И Димитрий Васильевич вышел, так хлопнув дверью, что картина, висевшая рядом с косяком, сорвалась и грохнулась об пол. Золоченый багет разлетелся на куски.

Маша, слетев с постели, кинулась было вслед за бароном, да ноги ее подкосились, и она растянулась на ковре. Сознание заволокло туманом, но вовсе не эта ставшая уже привычной слабость не давала подняться, а обессиливающий своей внезапностью приступ ярости!
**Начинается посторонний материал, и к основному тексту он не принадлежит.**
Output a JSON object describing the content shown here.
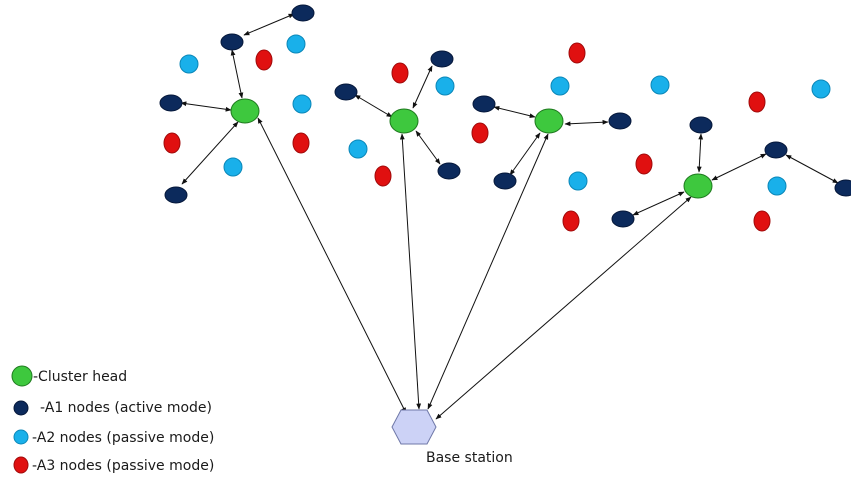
{
  "colors": {
    "cluster_head": "#3ec83e",
    "a1": "#0c2a5c",
    "a2": "#19b0ea",
    "a3": "#e01010",
    "base_station": "#ccd2f6",
    "edge": "#111111"
  },
  "base_station": {
    "label": "Base station",
    "icon": "hexagon-icon"
  },
  "legend": [
    {
      "id": "cluster-head",
      "icon": "green-ellipse",
      "label": "-Cluster head"
    },
    {
      "id": "a1",
      "icon": "navy-dot",
      "label": "-A1 nodes (active mode)"
    },
    {
      "id": "a2",
      "icon": "cyan-dot",
      "label": "-A2 nodes (passive mode)"
    },
    {
      "id": "a3",
      "icon": "red-dot",
      "label": "-A3 nodes (passive mode)"
    }
  ]
}
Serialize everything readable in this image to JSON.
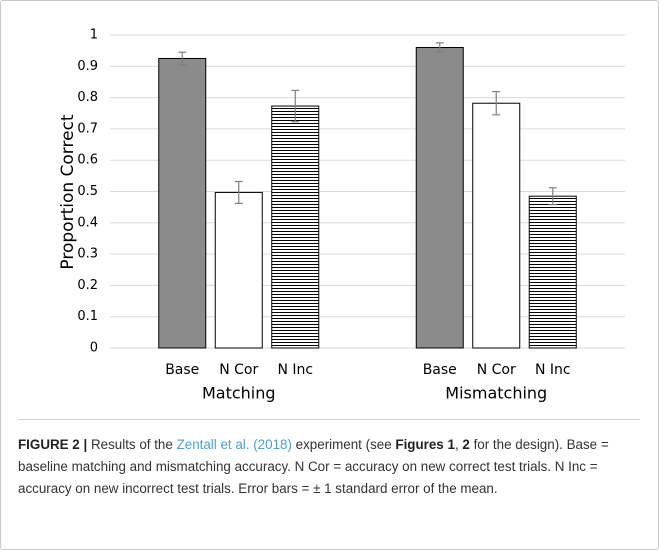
{
  "chart_data": {
    "type": "bar",
    "categories": [
      "Matching",
      "Mismatching"
    ],
    "series": [
      {
        "name": "Base",
        "color": "#8b8b8c",
        "values": [
          0.925,
          0.96
        ],
        "errors": [
          0.02,
          0.015
        ]
      },
      {
        "name": "N Cor",
        "color": "#ffffff",
        "values": [
          0.497,
          0.782
        ],
        "errors": [
          0.035,
          0.037
        ]
      },
      {
        "name": "N Inc",
        "color": "#ffffff",
        "pattern": "horizontal-lines",
        "values": [
          0.773,
          0.485
        ],
        "errors": [
          0.05,
          0.027
        ]
      }
    ],
    "ylabel": "Proportion Correct",
    "ylim": [
      0,
      1
    ],
    "yticks": [
      0,
      0.1,
      0.2,
      0.3,
      0.4,
      0.5,
      0.6,
      0.7,
      0.8,
      0.9,
      1
    ],
    "grid": true
  },
  "caption": [
    {
      "text": "FIGURE 2 |",
      "style": "bold"
    },
    {
      "text": " Results of the ",
      "style": "plain"
    },
    {
      "text": "Zentall et al. (2018)",
      "style": "link"
    },
    {
      "text": " experiment (see ",
      "style": "plain"
    },
    {
      "text": "Figures 1",
      "style": "bold"
    },
    {
      "text": ", ",
      "style": "plain"
    },
    {
      "text": "2",
      "style": "bold"
    },
    {
      "text": " for the design). Base = baseline matching and mismatching accuracy. N Cor = accuracy on new correct test trials. N Inc = accuracy on new incorrect test trials. Error bars = ± 1 standard error of the mean.",
      "style": "plain"
    }
  ]
}
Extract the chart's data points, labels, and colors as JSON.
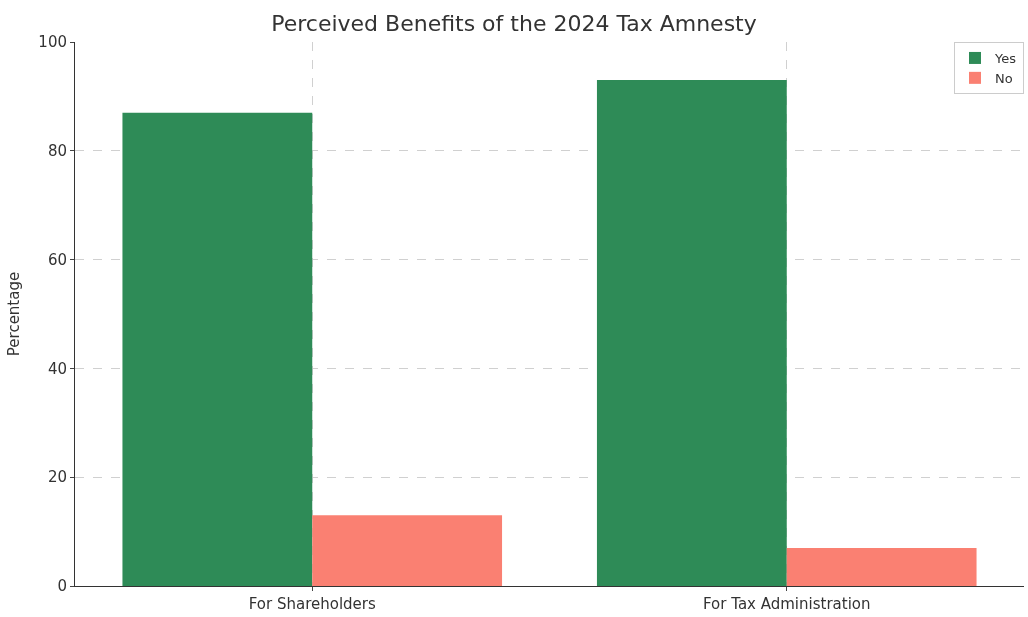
{
  "chart_data": {
    "type": "bar",
    "title": "Perceived Benefits of the 2024 Tax Amnesty",
    "ylabel": "Percentage",
    "categories": [
      "For Shareholders",
      "For Tax Administration"
    ],
    "series": [
      {
        "name": "Yes",
        "color": "#2e8b57",
        "values": [
          87,
          93
        ]
      },
      {
        "name": "No",
        "color": "#fa8072",
        "values": [
          13,
          7
        ]
      }
    ],
    "ylim": [
      0,
      100
    ],
    "yticks": [
      0,
      20,
      40,
      60,
      80,
      100
    ],
    "grid": true,
    "legend": "top right"
  }
}
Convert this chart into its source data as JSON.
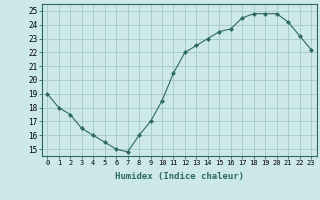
{
  "x": [
    0,
    1,
    2,
    3,
    4,
    5,
    6,
    7,
    8,
    9,
    10,
    11,
    12,
    13,
    14,
    15,
    16,
    17,
    18,
    19,
    20,
    21,
    22,
    23
  ],
  "y": [
    19,
    18,
    17.5,
    16.5,
    16,
    15.5,
    15,
    14.8,
    16,
    17,
    18.5,
    20.5,
    22,
    22.5,
    23,
    23.5,
    23.7,
    24.5,
    24.8,
    24.8,
    24.8,
    24.2,
    23.2,
    22.2
  ],
  "line_color": "#2d6b5e",
  "marker": "D",
  "marker_size": 2,
  "bg_color": "#cce8e8",
  "grid_color": "#aacccc",
  "xlabel": "Humidex (Indice chaleur)",
  "ylabel_ticks": [
    15,
    16,
    17,
    18,
    19,
    20,
    21,
    22,
    23,
    24,
    25
  ],
  "xlim": [
    -0.5,
    23.5
  ],
  "ylim": [
    14.5,
    25.5
  ],
  "title": ""
}
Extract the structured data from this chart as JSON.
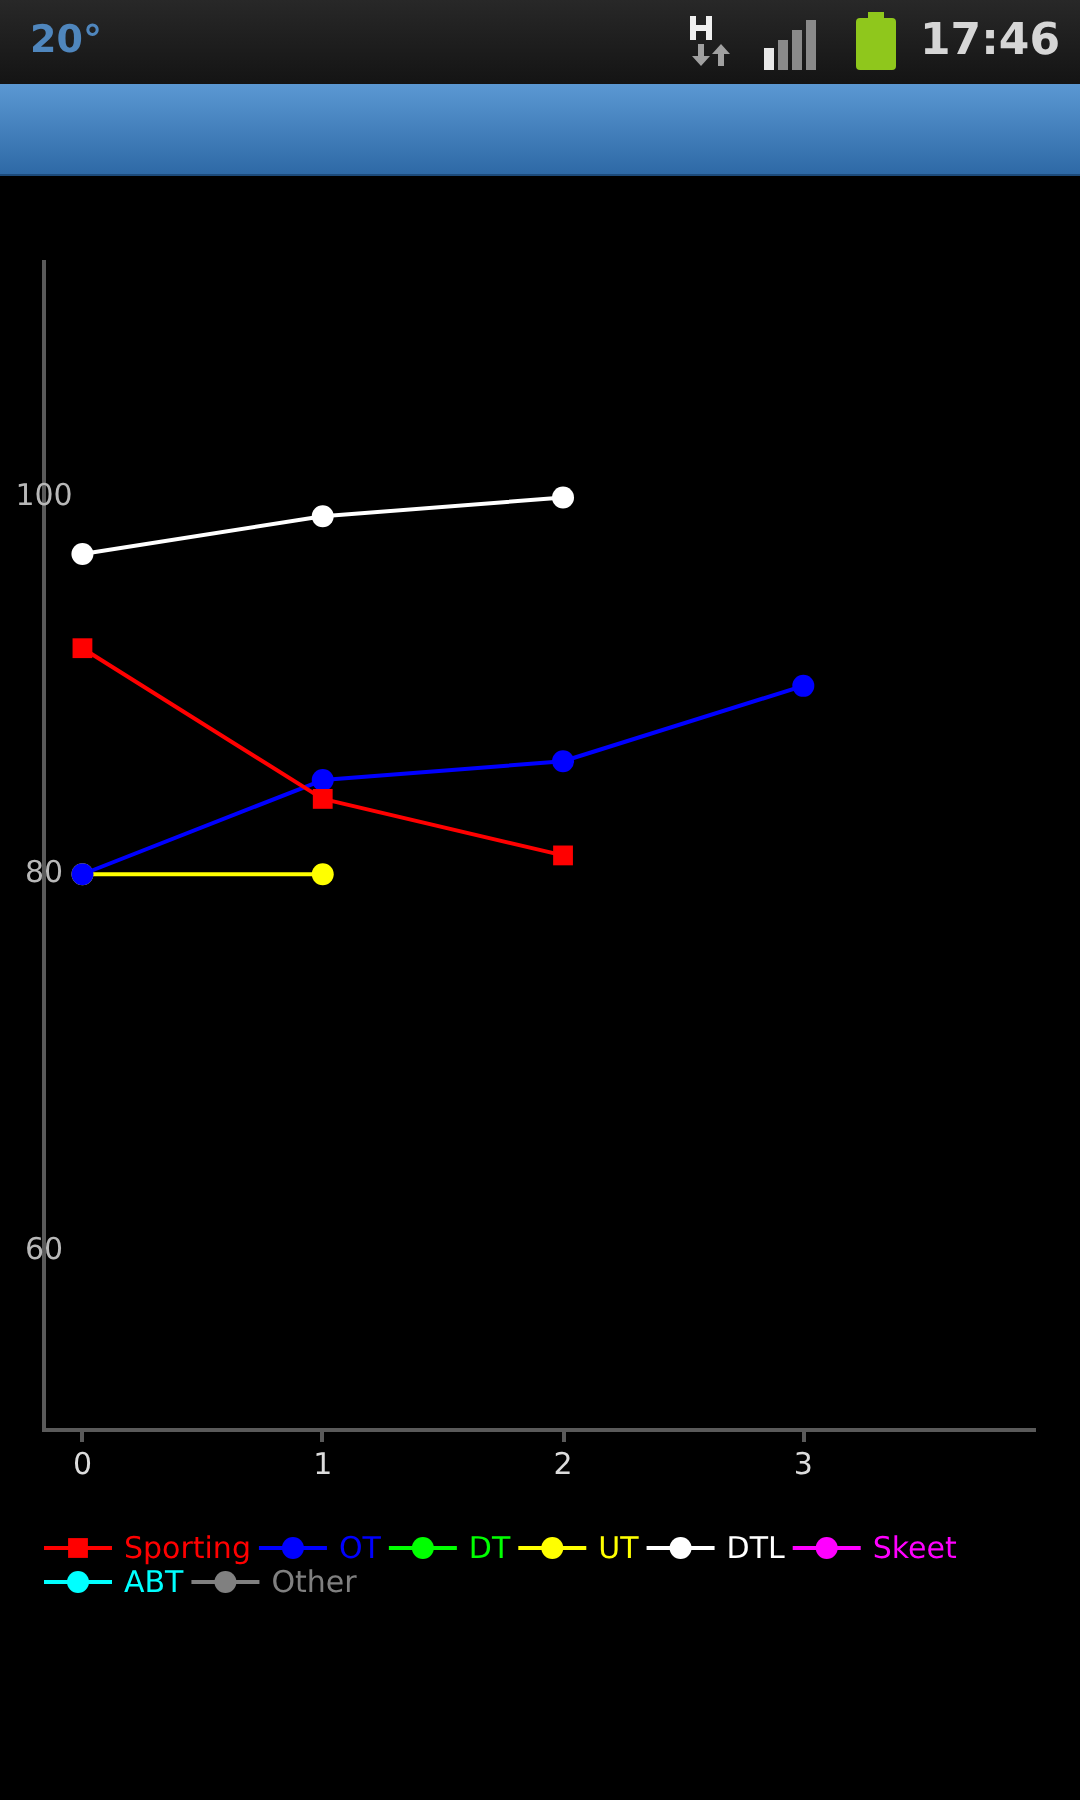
{
  "chart_data": {
    "type": "line",
    "x": [
      0,
      1,
      2,
      3
    ],
    "xlim": [
      -0.16,
      3.96
    ],
    "xticks": [
      0,
      1,
      2,
      3
    ],
    "ylim": [
      50.5,
      112.5
    ],
    "yticks": [
      60,
      80,
      100
    ],
    "grid": false,
    "legend": "bottom",
    "marker": "circle",
    "line_style": "solid",
    "annotations": [
      "20°",
      "17:46"
    ],
    "series": [
      {
        "name": "Sporting",
        "color": "#ff0000",
        "marker": "square",
        "values": [
          92,
          84,
          81,
          null
        ]
      },
      {
        "name": "OT",
        "color": "#0000ff",
        "values": [
          80,
          85,
          86,
          90
        ]
      },
      {
        "name": "DT",
        "color": "#00ff00",
        "values": [
          null,
          null,
          null,
          null
        ]
      },
      {
        "name": "UT",
        "color": "#ffff00",
        "values": [
          80,
          80,
          null,
          null
        ]
      },
      {
        "name": "DTL",
        "color": "#ffffff",
        "values": [
          97,
          99,
          100,
          null
        ]
      },
      {
        "name": "Skeet",
        "color": "#ff00ff",
        "values": [
          null,
          null,
          null,
          null
        ]
      },
      {
        "name": "ABT",
        "color": "#00ffff",
        "values": [
          null,
          null,
          null,
          null
        ]
      },
      {
        "name": "Other",
        "color": "#808080",
        "values": [
          null,
          null,
          null,
          null
        ]
      }
    ]
  }
}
Она лежала, касаясь щекой острых осколков багета, но не чувствовала боли. Последние слова Корфа своей обдуманной жестокостью потрясли ее до глубины души. Робкая, зарождающаяся любовь, ревность, стыд и раскаяние — все это исчезло, все сгорело в пожаре нового, неодолимого чувства. Ненависть властно овладела всем ее существом, не оставляя места ни для чего другого.

Ненависть!..

Она знала, что будет ненавидеть мужа до конца дней своих.

Глава VIII

В ДАЛЕКИЕ СТРАНСТВИЯ

Маша родила в мае 1780 года. Срок свой она переходила чуть не на полмесяца и была рада этому несказанно! Все равно люди должны были считать дитя недоношенным — предполагалось ведь, что оно зачато в исходе сентября, когда свершилась свадьба с бароном Корфом. Так что чем позже роды, тем лучше.

Их с матушкой поспешный отъезд из Санкт-Петербурга после объяснения с бароном был похож на позорное бегство — или следование в ссылку. Да уж, натерпелись стыда!.. Маша вообще не знала, как бы пережила эти муки, если бы не матушка. Жизнь приучила Елизавету на переживания попусту сердца не тратить: ежели дело поправимое, то надобно все силы употребить, чтоб его поправить; ну а ежели безнадежно, так чего зря надрывать душу? Случившееся же с дочерью, едва остудив дорожным ветром пылающие от стыда щеки и поразмыслив, княгиня перестала полагать делом безнадежным и несчастным. Да, тяжело, да, кажется, невыносимо — только легкие умы уверены, что все легко! — однако это лучший из возможных выходов. Барон-то Димитрий мог не ограничиться теми жестокими словами, которые пришлось выслушать его молодой жене, а потом и Елизавете с графинею Евлалией. Он вправе был и к святейшему Синоду за разрешением на развод обратиться, а уж тут огласки и позору истинного было бы не избежать — Машенькино имя сделалось бы навеки запятнанным… А так, ну что ж, все обошлось и осталось сокрытым в своей семье. И еще счастье, благодарила Бога Елизавета, что возлюбленный муж ее никак в сем предприятии замешан не был! Случись он в России в пору сватовства и всего, что за ним последовало, — не миновать ссоры посерьезнее, а то и дуэли! Все-таки, что ни говори, а против женщин никакого иного, кроме слов, не сыщешь оружия… слова же, хоть и больно ранят, со временем забываются. Вот на это самое, на время, и надеялась пуще всего Елизавета как на лучшее лекарство для воспаленных умов и разбитых сердец.